What am I missing? An equivalent restatement of this problem would be to show that the only polynomials in $\mathbb{F} _p [x]$ that have a degree less than $p$ and is surjective on $\mathbb{F} _p$ are $x+c$ for $c \in \mathbb{F}_p$. Am I wrong? But without breaking out abstract algebra, there's a nice lemma with primitive roots that can be used for an alternative solution to this problem: $$ \sum _{j = 0} ^{p-1} j^t = \begin{cases} -1 \ \text{if} \ t = p-1 \\ 0 \ \text{if} \ t = 0, 1, \dots , p-2 \end{cases}$$ (should have reread the @above's post, they use it already, o well)

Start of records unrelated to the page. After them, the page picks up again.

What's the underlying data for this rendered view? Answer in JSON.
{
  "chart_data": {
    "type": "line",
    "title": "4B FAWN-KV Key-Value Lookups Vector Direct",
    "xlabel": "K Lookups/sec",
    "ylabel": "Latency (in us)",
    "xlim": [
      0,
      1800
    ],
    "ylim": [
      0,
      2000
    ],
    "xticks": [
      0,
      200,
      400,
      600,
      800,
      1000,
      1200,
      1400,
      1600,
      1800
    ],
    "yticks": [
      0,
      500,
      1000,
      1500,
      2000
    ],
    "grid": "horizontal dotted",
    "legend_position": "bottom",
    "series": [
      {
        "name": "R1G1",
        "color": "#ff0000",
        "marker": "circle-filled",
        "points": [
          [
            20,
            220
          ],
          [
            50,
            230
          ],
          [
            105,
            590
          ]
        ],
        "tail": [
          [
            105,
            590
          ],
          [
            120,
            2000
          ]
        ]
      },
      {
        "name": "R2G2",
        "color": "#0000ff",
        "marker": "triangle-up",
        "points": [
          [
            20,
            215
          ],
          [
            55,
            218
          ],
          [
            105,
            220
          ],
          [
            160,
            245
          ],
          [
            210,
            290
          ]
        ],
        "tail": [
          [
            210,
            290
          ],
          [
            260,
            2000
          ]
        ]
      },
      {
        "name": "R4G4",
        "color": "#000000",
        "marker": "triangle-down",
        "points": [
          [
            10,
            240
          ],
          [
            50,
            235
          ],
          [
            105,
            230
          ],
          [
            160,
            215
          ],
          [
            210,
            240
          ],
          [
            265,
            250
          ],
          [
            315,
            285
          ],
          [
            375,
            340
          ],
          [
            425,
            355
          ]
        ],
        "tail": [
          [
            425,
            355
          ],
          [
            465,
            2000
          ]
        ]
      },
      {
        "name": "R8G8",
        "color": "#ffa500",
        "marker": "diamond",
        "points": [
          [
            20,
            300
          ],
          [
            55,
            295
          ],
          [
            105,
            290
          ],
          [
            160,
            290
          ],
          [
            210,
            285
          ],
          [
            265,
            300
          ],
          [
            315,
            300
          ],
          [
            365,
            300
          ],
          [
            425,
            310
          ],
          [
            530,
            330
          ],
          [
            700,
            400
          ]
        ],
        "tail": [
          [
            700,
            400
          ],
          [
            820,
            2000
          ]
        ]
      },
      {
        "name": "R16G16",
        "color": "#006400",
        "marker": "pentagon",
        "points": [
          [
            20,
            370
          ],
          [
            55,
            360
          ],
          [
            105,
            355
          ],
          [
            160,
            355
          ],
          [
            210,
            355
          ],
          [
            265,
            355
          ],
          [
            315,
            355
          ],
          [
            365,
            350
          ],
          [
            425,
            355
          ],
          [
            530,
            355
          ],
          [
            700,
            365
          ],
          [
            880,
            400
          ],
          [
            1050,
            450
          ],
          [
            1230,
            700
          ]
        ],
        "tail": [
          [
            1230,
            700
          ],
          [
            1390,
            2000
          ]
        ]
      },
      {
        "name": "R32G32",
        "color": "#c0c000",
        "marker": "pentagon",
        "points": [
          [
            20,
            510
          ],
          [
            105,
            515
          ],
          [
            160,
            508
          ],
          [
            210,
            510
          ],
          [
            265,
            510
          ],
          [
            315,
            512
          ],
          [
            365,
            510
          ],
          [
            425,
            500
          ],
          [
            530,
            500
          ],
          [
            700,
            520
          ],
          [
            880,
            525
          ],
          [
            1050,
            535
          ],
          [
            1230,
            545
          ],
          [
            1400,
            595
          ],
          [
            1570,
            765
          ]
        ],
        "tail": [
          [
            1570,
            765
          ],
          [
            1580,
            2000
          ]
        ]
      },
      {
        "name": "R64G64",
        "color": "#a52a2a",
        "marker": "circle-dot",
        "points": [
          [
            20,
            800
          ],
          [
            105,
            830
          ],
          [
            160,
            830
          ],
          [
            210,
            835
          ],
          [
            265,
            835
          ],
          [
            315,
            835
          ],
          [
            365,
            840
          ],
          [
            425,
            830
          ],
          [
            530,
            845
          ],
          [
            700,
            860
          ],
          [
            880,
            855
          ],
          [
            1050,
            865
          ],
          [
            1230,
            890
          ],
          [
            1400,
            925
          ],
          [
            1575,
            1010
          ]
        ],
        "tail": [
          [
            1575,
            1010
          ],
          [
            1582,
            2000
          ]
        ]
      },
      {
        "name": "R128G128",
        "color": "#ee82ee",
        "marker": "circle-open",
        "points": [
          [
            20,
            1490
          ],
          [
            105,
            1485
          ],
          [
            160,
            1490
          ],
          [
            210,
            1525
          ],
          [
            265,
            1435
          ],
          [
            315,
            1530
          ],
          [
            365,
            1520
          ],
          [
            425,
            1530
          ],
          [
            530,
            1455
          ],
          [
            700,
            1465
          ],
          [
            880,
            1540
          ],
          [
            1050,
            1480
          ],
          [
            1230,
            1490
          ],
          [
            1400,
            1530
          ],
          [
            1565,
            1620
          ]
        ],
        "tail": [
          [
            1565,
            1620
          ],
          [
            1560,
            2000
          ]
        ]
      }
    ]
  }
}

OmicronGamma wrote: What am I missing? An equivalent restatement of this problem would be to show that the only polynomials in $\mathbb{F} _p [x]$ that have a degree less than $p$ and is surjective on $\mathbb{F} _p$ are $x+c$ for $c \in \mathbb{F}_p$. Am I wrong? Actually this isn't even true. The set of functions $\mathbb{F}_p \rightarrow \mathbb{F}_p$ is isomorphic to $\mathbb{F}_p [x]/(x^p - x)$, meaning every function can be realized by a polynomial of degree less than $p$. Since linear polynomials are bijective in $\mathbb{F}_p$, we have $p(p-1)$ bijective polynomials by my misunderstanding above. But then there are $p!$ functions from $\mathbb{F}_p \rightarrow \mathbb{F}_p$. The discrepancy (for $p > 2$) suggests that there must be some bijective polynomial with degree greater than $1$ but less than $p$... Yikes.